Competition policy is also considered to be a complementary instrument in connection with efforts to enhance efforts to ensure interoperability and standardisation in a timely manner. The review also mentions ‘competition rules’ among the policies where the EU can contribute specific expertise which could be beneficial to its key partners. This is strongly linked to the need to ensure fair competition and a level playing field internationally.

European Competition Network: 2007 was the third full year of implementation of the enforcement system set up by Regulation 1/2003. It saw a further strengthening of cooperation between the members of the European Competition Network (ECN), i.e. the EU Member States’ National Competition Authorities (NCAs) and the Commission. The Commission was informed of around 140 new case investigations launched by NCAs. Continuous training and education of national judges in EU competition law is very important in order to ensure both effective and coherent application of those rules (training has been provided for approximately 3 500 judges by the end of 2007).

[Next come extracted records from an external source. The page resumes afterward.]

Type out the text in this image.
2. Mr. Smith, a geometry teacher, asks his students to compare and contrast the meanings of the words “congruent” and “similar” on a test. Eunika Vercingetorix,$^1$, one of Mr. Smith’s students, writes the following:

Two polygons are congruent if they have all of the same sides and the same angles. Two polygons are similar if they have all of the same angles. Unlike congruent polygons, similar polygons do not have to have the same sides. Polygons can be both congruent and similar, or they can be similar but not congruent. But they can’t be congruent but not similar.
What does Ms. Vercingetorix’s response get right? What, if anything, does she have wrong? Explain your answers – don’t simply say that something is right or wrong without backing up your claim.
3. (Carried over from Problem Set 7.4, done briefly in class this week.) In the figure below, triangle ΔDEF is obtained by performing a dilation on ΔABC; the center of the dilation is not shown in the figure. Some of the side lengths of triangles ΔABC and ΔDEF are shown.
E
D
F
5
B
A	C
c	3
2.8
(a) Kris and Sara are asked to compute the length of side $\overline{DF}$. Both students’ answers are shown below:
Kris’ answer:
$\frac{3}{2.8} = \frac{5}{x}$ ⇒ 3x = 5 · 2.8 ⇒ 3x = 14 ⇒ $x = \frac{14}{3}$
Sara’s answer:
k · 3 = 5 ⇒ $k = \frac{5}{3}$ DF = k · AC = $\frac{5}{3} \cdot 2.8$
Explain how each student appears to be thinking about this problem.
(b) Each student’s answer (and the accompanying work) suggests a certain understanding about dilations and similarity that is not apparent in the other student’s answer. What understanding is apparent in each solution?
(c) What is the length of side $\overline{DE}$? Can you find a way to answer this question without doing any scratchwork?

International activities: in the context of Enlargement, cooperation was particularly close with Croatia and Turkey in 2007. The Commission cooperates with numerous competition authorities on a bilateral basis, in particular with the authorities of the European Union’s major trading partners. The European Union has entered into dedicated cooperation agreements in competition matters with the United States, Canada and Japan.

In the course of the year, DG Competition and the Korean Fair Trade Commission (KFTC) met on several occasions to negotiate a bilateral cooperation agreement in the competition field. Moreover, DG Competition played an active role in the ongoing negotiations on Free Trade Agreements with India and South Korea, and on the trade part of the Association Agreements with the Andean Community.